In the movies, a character on screen is either looking at nobody in the audience or else is looking at everybody in the audience. So when somebody breaks the fourth wall, it has a huge impact.

As it happens, nobody in film history ever truly mastered the art of breaking the fourth wall other than Groucho Marx. Although Woody Allen had his moments.

In the theater, it is literally impossible for an actor to look at everyone in the audience simultaneously. Real life sight lines just don’t work that way.

We can all be acutely aware that an actor is staring intently at someone in the third row, but that is not at all the same as being stared at ourselves. And maybe that is good. Unlike cinema, theater allows every audience member to remain unique.

But what about live performances in virtual reality? If we are all wearing VR headsets and watching a performance together, then we will be able to combine the advantages of both film and live theater: We can all be standing around seeing an actor play Hamlet, and each of us can see that actor from our own unique perspective. In that sense, shared VR is much like theater.

But when the actor looks after gazing at the skull of poor Yorich, he will then be able to look every one of us square in the face. In that moment, we will all simultaneously feel that chill down our spines, that feeling of being singled out and recognized.

This is an effect that can be achieved neither in cinema nor theater. It will be something new in the world, part of an emerging visual vocabulary that has never before existed.

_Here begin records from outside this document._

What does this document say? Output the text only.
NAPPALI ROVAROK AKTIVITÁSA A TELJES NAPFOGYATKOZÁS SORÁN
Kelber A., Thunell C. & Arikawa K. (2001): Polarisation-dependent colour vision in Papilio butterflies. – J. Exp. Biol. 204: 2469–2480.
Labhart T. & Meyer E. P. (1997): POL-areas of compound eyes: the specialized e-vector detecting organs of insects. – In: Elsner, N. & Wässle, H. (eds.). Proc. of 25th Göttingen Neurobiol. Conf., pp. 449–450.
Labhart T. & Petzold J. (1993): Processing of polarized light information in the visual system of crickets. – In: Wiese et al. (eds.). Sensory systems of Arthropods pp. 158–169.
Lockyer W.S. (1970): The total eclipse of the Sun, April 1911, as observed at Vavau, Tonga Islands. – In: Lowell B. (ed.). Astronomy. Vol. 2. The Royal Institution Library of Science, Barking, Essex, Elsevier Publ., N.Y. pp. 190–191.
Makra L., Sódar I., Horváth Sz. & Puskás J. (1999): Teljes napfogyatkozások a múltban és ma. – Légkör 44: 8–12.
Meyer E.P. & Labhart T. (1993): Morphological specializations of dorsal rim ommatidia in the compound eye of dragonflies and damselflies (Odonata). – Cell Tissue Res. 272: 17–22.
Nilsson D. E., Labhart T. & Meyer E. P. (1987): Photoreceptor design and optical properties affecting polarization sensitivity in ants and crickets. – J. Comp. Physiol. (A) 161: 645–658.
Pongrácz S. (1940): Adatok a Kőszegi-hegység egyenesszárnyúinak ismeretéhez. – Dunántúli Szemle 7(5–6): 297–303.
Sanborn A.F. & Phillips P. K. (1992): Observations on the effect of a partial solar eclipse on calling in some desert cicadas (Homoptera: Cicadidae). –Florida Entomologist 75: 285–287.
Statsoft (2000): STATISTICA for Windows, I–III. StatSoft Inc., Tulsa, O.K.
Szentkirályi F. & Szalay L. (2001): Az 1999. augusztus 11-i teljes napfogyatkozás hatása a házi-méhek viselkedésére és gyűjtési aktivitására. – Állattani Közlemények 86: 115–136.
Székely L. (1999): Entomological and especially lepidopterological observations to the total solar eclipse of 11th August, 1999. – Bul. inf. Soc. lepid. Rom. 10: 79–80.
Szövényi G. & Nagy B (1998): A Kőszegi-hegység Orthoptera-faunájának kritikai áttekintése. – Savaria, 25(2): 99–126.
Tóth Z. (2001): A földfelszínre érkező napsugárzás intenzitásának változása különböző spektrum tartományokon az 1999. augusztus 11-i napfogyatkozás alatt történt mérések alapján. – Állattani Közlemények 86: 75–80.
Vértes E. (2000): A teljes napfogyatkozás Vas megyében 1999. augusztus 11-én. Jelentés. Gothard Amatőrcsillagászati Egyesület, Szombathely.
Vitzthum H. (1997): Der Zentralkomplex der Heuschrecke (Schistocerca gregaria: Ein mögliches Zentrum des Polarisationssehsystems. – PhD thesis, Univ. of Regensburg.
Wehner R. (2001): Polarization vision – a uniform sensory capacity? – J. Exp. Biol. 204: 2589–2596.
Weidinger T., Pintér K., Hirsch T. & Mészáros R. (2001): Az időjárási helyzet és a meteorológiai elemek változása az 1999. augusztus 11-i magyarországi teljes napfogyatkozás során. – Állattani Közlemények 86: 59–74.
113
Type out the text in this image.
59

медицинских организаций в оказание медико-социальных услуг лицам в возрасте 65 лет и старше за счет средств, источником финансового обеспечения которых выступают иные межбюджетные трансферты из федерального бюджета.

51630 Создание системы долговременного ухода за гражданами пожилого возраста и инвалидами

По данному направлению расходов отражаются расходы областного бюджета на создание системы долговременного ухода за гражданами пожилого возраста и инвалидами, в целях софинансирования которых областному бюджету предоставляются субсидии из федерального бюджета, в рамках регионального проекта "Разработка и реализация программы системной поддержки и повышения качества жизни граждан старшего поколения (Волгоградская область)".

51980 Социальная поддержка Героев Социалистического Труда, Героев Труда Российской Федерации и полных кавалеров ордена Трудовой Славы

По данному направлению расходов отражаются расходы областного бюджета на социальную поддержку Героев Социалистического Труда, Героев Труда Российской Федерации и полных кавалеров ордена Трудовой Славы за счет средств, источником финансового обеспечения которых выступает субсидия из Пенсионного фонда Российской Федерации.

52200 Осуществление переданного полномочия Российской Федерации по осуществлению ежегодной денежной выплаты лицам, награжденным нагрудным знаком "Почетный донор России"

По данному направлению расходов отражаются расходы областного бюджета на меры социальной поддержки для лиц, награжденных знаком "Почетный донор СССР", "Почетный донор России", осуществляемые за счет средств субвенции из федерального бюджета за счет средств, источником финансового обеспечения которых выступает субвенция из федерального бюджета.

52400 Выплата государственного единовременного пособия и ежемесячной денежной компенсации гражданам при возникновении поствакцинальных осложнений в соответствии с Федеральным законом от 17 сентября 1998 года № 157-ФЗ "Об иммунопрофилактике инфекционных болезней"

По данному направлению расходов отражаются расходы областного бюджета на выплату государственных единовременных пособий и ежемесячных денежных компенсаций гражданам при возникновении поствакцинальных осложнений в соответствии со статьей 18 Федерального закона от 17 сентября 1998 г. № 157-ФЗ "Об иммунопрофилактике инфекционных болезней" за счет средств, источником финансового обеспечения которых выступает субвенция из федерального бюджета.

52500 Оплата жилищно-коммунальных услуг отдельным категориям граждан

2 thoughts on “Here’s looking at you”

  1. I have another use case: being in a long-distance relationship, I use video chat a lot. One thing I cannot currently do is look my partner in the eyes. I need to choose between looking at his image and away from the camera, or into the camera to create the illusion on his side. I’d love to have a third option.

  2. This new kind of live experience reminds me of what is described in the making of for the vr demo “La Péri” :
    https://vimeo.com/155369625

    I rather agree that one of the most interesting thing for VR is its capability to connect peoples together, something that lack terribly in early demos but will surely come soon enough; and be able to connect with distant relative as Manu suggested as easy than with a phone call really seems futuristic (and quite awesome).